This blog may help people explore some of the 'hidden' issues involved in certain media treatments of environmental and scientific issues. Using personal digital images, it's also intended to emphasise seasonal (and other) changes in natural history of the Swansea (South Wales) area. The material should help participants in field-based modules and people generally interested in the natural world. The views are wholly those of the author.
Monday, 11 October 2021
An Advertising Armageddon
Advertising is really big business. For example in the UK, £23bn was spent on this activity in 2020. In many parts of the world, it is now virtually impossible to escape the advertisers (https://www.theguardian.com/commentisfree/2021/oct/11/advertising-industry-fuelling-climate-disaster-consumption). The average US citizen is exposed to between 4000 and 10000 adverts each day.
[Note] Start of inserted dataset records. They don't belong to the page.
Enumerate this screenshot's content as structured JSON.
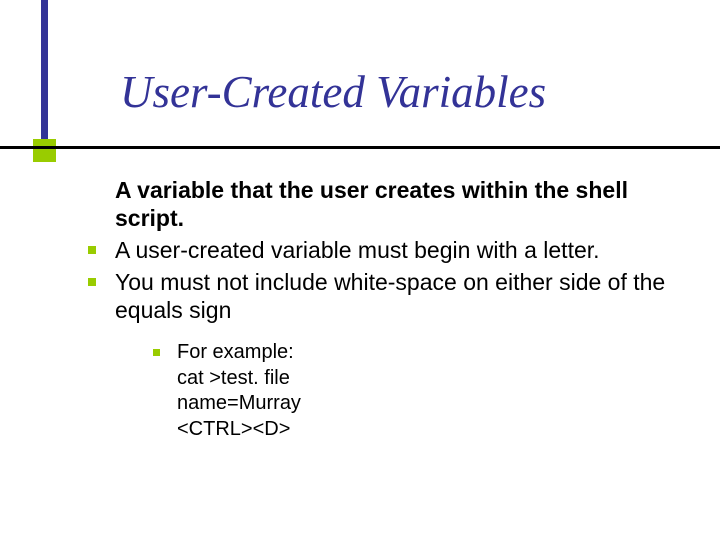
{
  "title": "User-Created Variables",
  "lead": "A variable that the user creates within the shell script.",
  "bullets": [
    "A user-created variable must begin with a letter.",
    "You must not include white-space on either side of the equals sign"
  ],
  "sub": [
    "For example:",
    "cat >test. file",
    "name=Murray",
    "<CTRL><D>"
  ],
  "colors": {
    "accent": "#333397",
    "bullet": "#99cc00"
  }
}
By the time a child is 13, ad-tech firms will have collected 72m data points on him/her. This is more than enough to turn any budding adult into a consumer target. Users of social media are bombarded with advertising. Many public spaces have become polluted by billboards. On some busy roads, advertisers deliberately position 'unmissable' digital screens. People on busy roads should, of course, be concentrating on their driving. Watch any major sports activity on TV and the flickering billboards around the playing surface, are constantly in the field of view. Viewing International soccer in Europe, exposes the audiencee to advertising from Gazprom, the state Russian energy company. Recent research even shows that some advertising permanently alters people's brains. For example, exposure to images of popular car brands, lodges in the medial prefrontal cortex of the brain. The exposure changes the neural architecture. People have literally been brain washed (often, into buying an SUV?). All of this is, of course, is occurring at a time, when people need to consume less, to help counteract the climate crisis. Some UK cities and the Amsterdam underground have started to ban advertising by petrochemical companies and sellers of diesel cars. The whole advertising 'industry' needs, however, to be more carefully regulated(it's actually largely self-regulated). It's the wild west out there, with many people becoming 'addicted' to over-consumption. This is unhealthy for people and unhealthy for the planet.